My parents and I talked about joining Athens Village. The only other option was home hospice care, and I hesitated to raise it. Its mere mention would drag the dark, unspoken subject of dying onto the coffee table between us. Discussing Athens Village let us pretend what my father was going through was just a kind of aging. But I steeled myself and asked whether home hospice was something to consider, as well.

 

My father, it turned out, was willing to contemplate hospice, my mother less so. “I don’t think it’s necessary,” she said.
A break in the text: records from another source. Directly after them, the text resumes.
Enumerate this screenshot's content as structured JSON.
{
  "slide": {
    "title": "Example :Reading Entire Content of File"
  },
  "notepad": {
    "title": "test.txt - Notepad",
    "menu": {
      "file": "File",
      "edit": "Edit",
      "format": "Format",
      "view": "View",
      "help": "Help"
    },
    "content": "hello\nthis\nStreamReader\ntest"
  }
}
But my father said that maybe it wasn’t a bad idea to have someone from the agency tell us about it.

 

The next morning a nurse practitioner from Appalachian Community Hospice stopped by. My mother made some tea, and we sat around our dining table. I will confess to expecting little of the nurse. This wasn’t Boston. The agency was called Appalachian Community Hospice, for God’s sake. The nurse blew me away, though.

 

“How are you?” she said to my dad. “Do you have a lot of pain?”

 

“Not right now,” he said.

 

“Where do you get the pain?”

 

“In my neck and in my back.”

 

With that opening, I realized, she had established a few things. She’d made sure he was in a state of mind to talk. She’d made instantly clear that what she cared about was him and how he was doing, not about his disease or his diagnosis. And she’d let us know that, surrounded by a bunch of doctors or not, she knew exactly what she was doing.

 

She looked to be around fifty, with short, cropped gray hair, a white cotton sweater with an embroidered rose across the front, and a stethoscope sticking out of her bag. She had a local, country accent. And with it, she got right to the point.